2012自治体臨時・非常勤等職員の賃金・労働条件制度調査結果について

 自治労は、2008年6月、全自治体を対象に「臨時・非常勤等職員の実態調査」を自治研作業委員会として行い、この調査結果をもとに臨時・非常勤等職員の実態を組織内に訴え、処遇改善と組織拡大に取り組んできました。また、調査結果はマスコミや国会などでも取り上げられてきました。しかしながら、この4年間のなかで、臨時・非常勤等職員の任用(雇用)、報酬、休暇等の適正運用を求める総務省通知(2009年4月)、諸手当支給に関する最高裁判決(2010年9月)、任用回数上限を設定する自治体の増加、民間有期労働者や国非常勤職員の休暇諸制度の改正など、臨時・非常勤等職員をとりまく情勢に変化がありました。

 このため、自治体臨時・非常勤等職員の雇用、賃金・労働条件の各自治体及び全国の状況を改めて把握し、今後の運動に活かしていくことを目的に、今回の調査が行われました。

 今回の調査は、2008年調査と比べて、調査項目に「社会保険の加入」「組合員の人数」「組合費」などを加え、またより実態把握ができるように「職種別の設問」を取り入れ、「昇給の有無」「雇用年数の上限」「任用の空白期間」「休暇諸制度」などを加えました。

 今回の調査結果で明らかになった主な点は、次のとおりです。

1. 臨時・非常勤等職員の全職員に対する比率は33.1%と、2008年調査の27.4%に比較してさらに拡大していた。

2. 週勤務時間については、「正規職員と同じ」を含め正規職員の週勤務時間4分の3以上が6割余りと、2008年調査と同様であった。

3. 賃金は、単純平均で時給・日給型が800円台、月給型が14~16万円が最多層であった。
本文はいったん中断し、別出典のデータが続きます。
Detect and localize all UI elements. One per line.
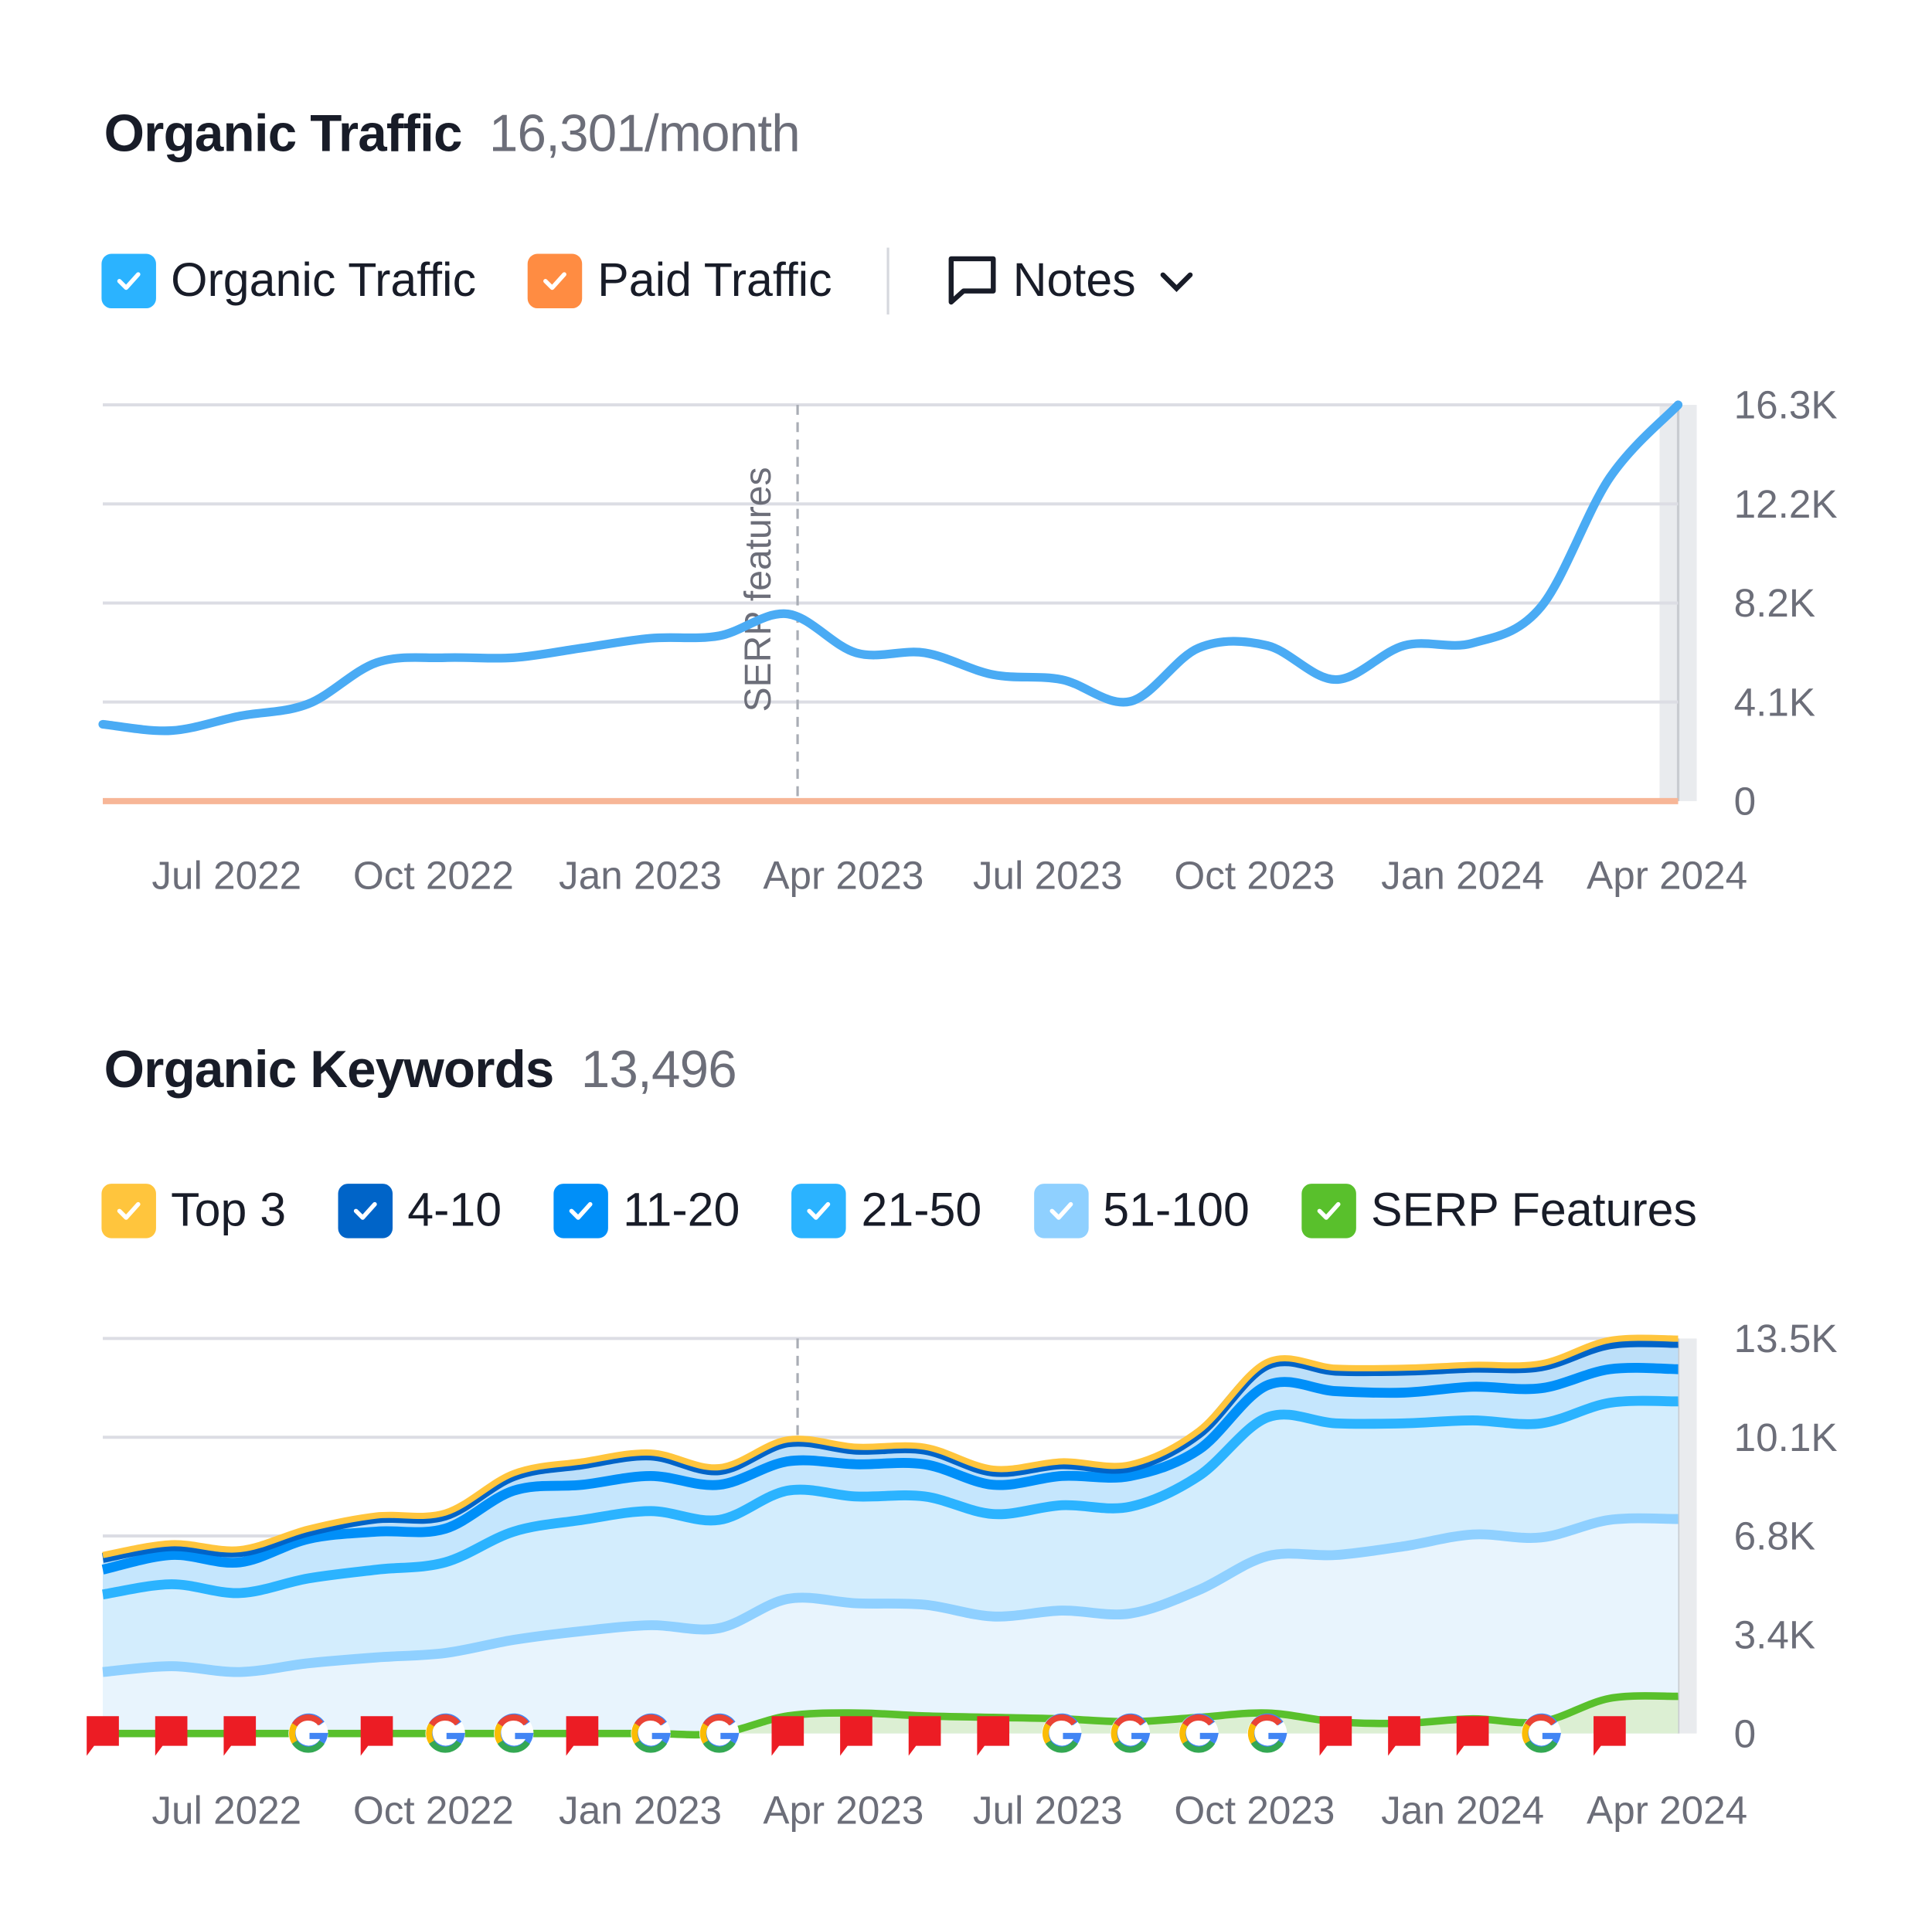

また、昇給は8割以上で「ない」ことが把握できた。

4. 通勤費は2~3割、一時金は6割、退職一時金は9割以上で支給「なし」となっていた。

5. 任用の空白期間は、制度上「置く必要はない」にもかかわらず、まだ3割~4割も置いていた。

6. 各種休暇については、民間有期労働者又は国非常勤職員に適用される最低基準を下回っている自治体が少なくなかった。一方で、これら法制度上の最低基準が「無給」とされている休暇について、正規職員との均等待遇をめざし「有給」としてかち取っている自治体があることも把握できた。

7. 自治労が臨時・非常勤等職員を組織化している自治体の方が、組織化していない自治体よりも賃金・労働諸条件がプラスの傾向に表れていることが確認できた。

 今後、自治労は、本調査結果を最大活用し、臨時・非常勤等職員の処遇改善、組織拡大、そして法改正運動に邁進してまいります。各県本部、単組(たんそ)においても本調査結果及び県本部単位の調査結果を活用し、取り組みを一層推進されることをお願い申し上げます。